Kegiatan tersebut turut dihadiri Menteri Pariwisata dan Ekonomi Kreatif Indonesia (menparekraf), Sandiaga Salahuddin Uno, Gubernur Kalimantan Selatan, H Sahbirin Noor, Pemenang Medali Emas Olimpiade Ganda Puteri 2020, Greysia Poli, Kapolresta Banjarmasin, Kombes Pol Sahbana Atmojo, Forkopimda, serta Sejumlah Pimpinan SKPD pemerintah Kota Banjarmasin dan Provinsi Kalimantan Selatan.


Menparekraf dalam sambutannya mengucapkan, terima kasih kepada Gubernur Kalsel, Wali Kota beserta jajarannya karena berhadir diacara Apresiasi Kreasi Indonesia.


"Terima kasih kepada semua yang telah berhadir pada hari ini, dan beri tepuk tangan kepada 20 peserta yang saya banggakan mengisi booth acara Apresiasi Kreasi Indonesia,"ucapnya.


Sandiaga Uno sedikit berbagi program dari kemenparekraf, yaitu Apresiasi Kreasi Indonesia (AKI) yang telah berkeliling ke 16 kota di Indonesia.


"Banjarmasin, Kalimantan Selatan terpilih menjadi house, dan hari ini kita ada di Duta Mall. Kemenparekraf ingin membangkitkan semangat pelaku usaha karena sekarang ekonomi ada dalam keadaan sulit,"pungkasnya.

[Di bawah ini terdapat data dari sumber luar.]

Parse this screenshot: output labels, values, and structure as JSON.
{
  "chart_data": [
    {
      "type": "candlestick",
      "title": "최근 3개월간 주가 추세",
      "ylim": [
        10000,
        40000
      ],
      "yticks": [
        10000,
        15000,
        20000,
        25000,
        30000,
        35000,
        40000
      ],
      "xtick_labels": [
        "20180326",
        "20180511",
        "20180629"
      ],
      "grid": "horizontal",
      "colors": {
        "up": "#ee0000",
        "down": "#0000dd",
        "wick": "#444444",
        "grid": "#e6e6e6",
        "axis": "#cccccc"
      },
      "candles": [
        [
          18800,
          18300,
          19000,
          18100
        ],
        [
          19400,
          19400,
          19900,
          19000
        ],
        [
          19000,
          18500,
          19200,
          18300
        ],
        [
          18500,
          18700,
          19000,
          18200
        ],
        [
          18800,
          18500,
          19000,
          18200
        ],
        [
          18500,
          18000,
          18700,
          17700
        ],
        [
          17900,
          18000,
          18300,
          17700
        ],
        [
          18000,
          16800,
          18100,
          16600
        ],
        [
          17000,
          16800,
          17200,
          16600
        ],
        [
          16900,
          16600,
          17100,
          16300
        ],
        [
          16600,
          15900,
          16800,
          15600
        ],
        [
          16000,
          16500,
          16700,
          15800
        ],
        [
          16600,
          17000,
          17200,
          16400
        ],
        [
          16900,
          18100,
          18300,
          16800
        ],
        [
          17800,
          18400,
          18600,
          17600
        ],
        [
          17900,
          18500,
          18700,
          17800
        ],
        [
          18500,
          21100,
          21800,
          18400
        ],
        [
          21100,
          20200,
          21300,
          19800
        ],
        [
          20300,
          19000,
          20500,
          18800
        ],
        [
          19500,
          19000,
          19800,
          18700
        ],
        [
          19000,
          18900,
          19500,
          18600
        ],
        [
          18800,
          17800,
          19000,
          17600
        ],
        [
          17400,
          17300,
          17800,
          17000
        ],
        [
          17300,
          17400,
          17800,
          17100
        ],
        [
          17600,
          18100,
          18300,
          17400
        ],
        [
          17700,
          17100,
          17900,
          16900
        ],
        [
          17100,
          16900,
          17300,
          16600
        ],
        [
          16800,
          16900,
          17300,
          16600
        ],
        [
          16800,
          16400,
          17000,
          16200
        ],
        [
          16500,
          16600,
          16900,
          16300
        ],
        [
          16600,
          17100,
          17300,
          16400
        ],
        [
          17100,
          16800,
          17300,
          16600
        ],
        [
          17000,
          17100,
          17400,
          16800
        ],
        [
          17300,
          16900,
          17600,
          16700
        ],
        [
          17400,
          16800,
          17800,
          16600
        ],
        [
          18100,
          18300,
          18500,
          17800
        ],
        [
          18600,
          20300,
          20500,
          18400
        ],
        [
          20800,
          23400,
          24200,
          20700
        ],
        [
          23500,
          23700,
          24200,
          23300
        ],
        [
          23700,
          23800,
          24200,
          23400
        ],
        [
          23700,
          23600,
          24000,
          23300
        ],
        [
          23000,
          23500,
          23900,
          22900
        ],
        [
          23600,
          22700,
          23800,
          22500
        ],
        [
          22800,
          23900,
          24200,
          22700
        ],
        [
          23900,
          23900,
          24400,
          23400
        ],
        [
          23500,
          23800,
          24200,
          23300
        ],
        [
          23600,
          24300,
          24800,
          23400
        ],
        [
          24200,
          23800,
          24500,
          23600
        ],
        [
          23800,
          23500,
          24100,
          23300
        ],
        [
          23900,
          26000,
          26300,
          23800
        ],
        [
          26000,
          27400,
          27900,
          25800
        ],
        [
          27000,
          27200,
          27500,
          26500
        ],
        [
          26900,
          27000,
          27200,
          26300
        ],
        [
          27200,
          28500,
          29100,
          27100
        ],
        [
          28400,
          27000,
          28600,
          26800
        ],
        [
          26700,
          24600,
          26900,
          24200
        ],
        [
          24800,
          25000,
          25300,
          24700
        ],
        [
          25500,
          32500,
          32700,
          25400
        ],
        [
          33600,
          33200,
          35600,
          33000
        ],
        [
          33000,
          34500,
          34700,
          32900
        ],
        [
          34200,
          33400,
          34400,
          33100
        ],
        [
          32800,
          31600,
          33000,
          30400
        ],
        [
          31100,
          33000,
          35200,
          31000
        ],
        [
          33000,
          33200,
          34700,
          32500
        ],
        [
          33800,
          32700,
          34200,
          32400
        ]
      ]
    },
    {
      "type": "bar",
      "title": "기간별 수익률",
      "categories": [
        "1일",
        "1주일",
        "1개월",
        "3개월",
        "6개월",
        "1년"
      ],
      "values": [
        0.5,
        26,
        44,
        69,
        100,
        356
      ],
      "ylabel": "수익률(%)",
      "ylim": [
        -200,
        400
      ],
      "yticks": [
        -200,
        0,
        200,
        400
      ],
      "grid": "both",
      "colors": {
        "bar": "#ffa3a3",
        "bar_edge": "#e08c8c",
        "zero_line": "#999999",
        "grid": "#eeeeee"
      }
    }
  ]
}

"Harga bahan pokok naik, biaya hidup naik, penghasilan turun, lapangan kerja susah, nah Apresiasi Kreasi Indonesia lah yang hadir hari ini yang akan memberikan solusi, dengan memberikan tempat bagi UMKM-UMKM kreatif agar kita naik kelas,"tambahnya.


Ia pun mengharapkan target UMKM yang terdigitalisasi pada tahun 2024 tercapai yaitu 30 juta UMKM, sekarang UMKM yang terdigitalisasi sekitar 20 juta.


"Saya ingin titipkan jiwa pantang menyerah kepada seluruh UMKM yang ada di Indonesia khususnya Kota Banjarmasin. Saya harap kalian semua jangan takut gagal, karena kegagalan itu sudah pasti terjadi pada seorang pengusaha,"ucapnya.


"Terakhir saya ingin menitipkan kerja 4As. Pertama, kerja keras, mau sukses harus kerja keras. Kedua, kerja cerdas, gunakan ilmu pengetahuan dan teknologi, gunakan digitalisasi dengan kerja cerdas. Tapi tidak cukup, kita harus kerja tuntas, karena kita tidak boleh berhenti sebelum kerja selesai. Dan terakhir kerja ikhlas, karena kita berusaha tapi Allah yang akan menentukan,"tutupnya.